But the young Scottish Novice, who was about the same age as Arabella herself, felt a pang of pity for the young mother. She should have thought, This is a sinful woman who made the bed she laid in and does not deserve to be rewarded. But then she remembered that even the Virgin Mary was a teenage mother herself once, so against all better judgment she acquiesced to Arabella's request.
Then, as if the infant innately knew he was safe in the familiarity of his mother's arms, he ceased his screaming.
Arabella looked at him, really looked at her son for the first time.
She had been expecting him to look just like his father, but he really didn't. He looked more like her than anything else, taking after her darker breeding.
But when he opened his eyes for the first time, those twinkling deep browns just like hers, and looked at her. She knew she was done for after that.
An ancient, primitive maternal instinct recognized this as her offspring and she must protect it.
He had come into the world with balled-up little fists, like he was ready for a fight. So headstrong like his father, like a true Turner. So strongwilled.
"Will." She suddenly whispered involuntarily.
Yes, of course he was a Will. Suddenly she recognized him as if he had been some long awaited missing limb, that she had been waiting all her life to make her complete.
So that became his name, if only between her and him before she would give him up and he would get some new name by strangers.
Except that she couldn't give him up, not anymore.
"I changed my mind."
"What's that, Love?" The Scottish Novice queried.
"I said I changed my mind," Arabella said firmly, not tearing her gaze away from the little baby in her arms. "I can't do it. I can't give him up. Not when I'm all he has."
But the Mother Superior who had supervised the birth, had other ideas.

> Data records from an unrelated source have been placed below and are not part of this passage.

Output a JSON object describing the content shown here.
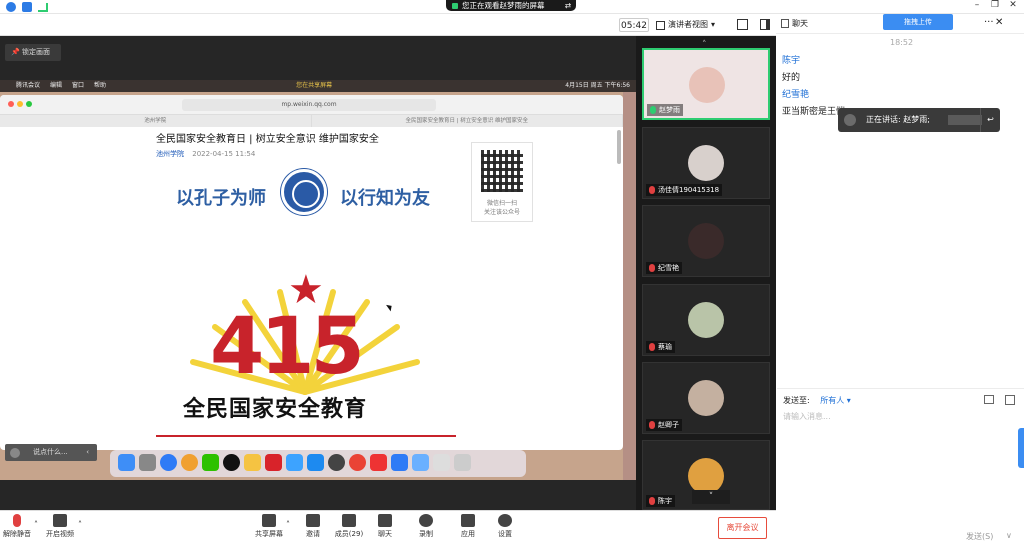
{
  "topbar": {
    "viewing_text": "您正在观看赵梦雨的屏幕",
    "arrows_icon": "swap-icon"
  },
  "toolbar2": {
    "timer": "05:42",
    "view_mode": "演讲者视图",
    "chat_title": "聊天"
  },
  "stage": {
    "stop_label": "锁定画面",
    "say_placeholder": "说点什么...",
    "mac_menu": [
      "腾讯会议",
      "编辑",
      "窗口",
      "帮助"
    ],
    "mac_status": "4月15日 周五 下午6:56",
    "mac_notice": "您在共享屏幕",
    "url": "mp.weixin.qq.com",
    "tab1": "池州学院",
    "tab2": "全民国家安全教育日 | 树立安全意识 维护国家安全",
    "article_title": "全民国家安全教育日 | 树立安全意识 维护国家安全",
    "article_source": "池州学院",
    "article_date": "2022-04-15 11:54",
    "slogan_left": "以孔子为师",
    "slogan_right": "以行知为友",
    "qr_line1": "微信扫一扫",
    "qr_line2": "关注该公众号",
    "big_number": "415",
    "big_slogan": "全民国家安全教育"
  },
  "participants": [
    {
      "name": "赵梦雨",
      "mic": "on"
    },
    {
      "name": "汤佳倩190415318",
      "mic": "off"
    },
    {
      "name": "纪雪艳",
      "mic": "off"
    },
    {
      "name": "蔡瑜",
      "mic": "off"
    },
    {
      "name": "赵卿子",
      "mic": "off"
    },
    {
      "name": "陈宇",
      "mic": "off"
    }
  ],
  "chat": {
    "upload_label": "拖拽上传",
    "time": "18:52",
    "messages": [
      {
        "sender": "陈宇",
        "text": "好的"
      },
      {
        "sender": "纪雪艳",
        "text": "亚当斯密是王恺"
      }
    ],
    "speaking_label": "正在讲话: 赵梦雨;",
    "send_to_label": "发送至:",
    "send_to_value": "所有人",
    "input_placeholder": "请输入消息...",
    "send_button": "发送(S)"
  },
  "bottom": {
    "unmute": "解除静音",
    "start_video": "开启视频",
    "share_screen": "共享屏幕",
    "invite": "邀请",
    "members": "成员(29)",
    "chat": "聊天",
    "record": "录制",
    "apps": "应用",
    "settings": "设置",
    "leave": "离开会议"
  },
  "colors": {
    "accent_green": "#2ecc71",
    "accent_blue": "#1e6fd6",
    "danger": "#e74c3c",
    "poster_red": "#c8232b"
  }
}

"Ha, and what makes you think you can support yourself and raise a bastard on your own, out of wedlock? Do you really want him to be labeled as a bastard his whole life? You'll only ostracize yourself from your community, child. Then no one will want anything to do with you and you'll end up begging on the streets. What do you suppose will happen to your bastard then? Stop being selfish and think of what's best for the child."
The Mother Superior reached for the bundle in her arms but Arabella held him closer in an attempt to protect him from this evil woman that would rip him away from her.
"I'm what's best for him!" Arabella snapped fiercely, "I'm his mother! It's not fair that we should be separated—!"
"You should've thought about that before you spread your legs, Whore."
With that, the Mother Superior snatched baby Will out of her arms and Arabella was too weak and helpless to do anything about it.
The hormones overtook her and she started sobbing hysterically.
"Wait!" Arabella ripped a gold chain off of her neck and stretched it forward, "Give him this so he always has something of his true heritage! And at least promise me he'll be named for his father, William! At least let me give him that, his own name, please! Promise me!"
"Very well." Was the Mother Superior's curt reply before she snatched the gold chain and left the room with the screaming infant.
"I love you, Will!" The young mother reached out to her infant son as he was ripped away from her forever. She sobbed, "Know that I'll always love you! So much!"
xXx
2003.
Will was adopted by British expats who later moved to Port Royal, Jamaica, where he grew up and spent his life. He lived alone now with his Mum, Patricia, who was a "massage therapist" and ran her "practice" from home. Also code for covert prostitute.
But Will never found that out until his Dad, Clyde Smith, went to prison when Will was twelve years old. Murder. Smashed one of her "client's" head in with a cast-iron skillet.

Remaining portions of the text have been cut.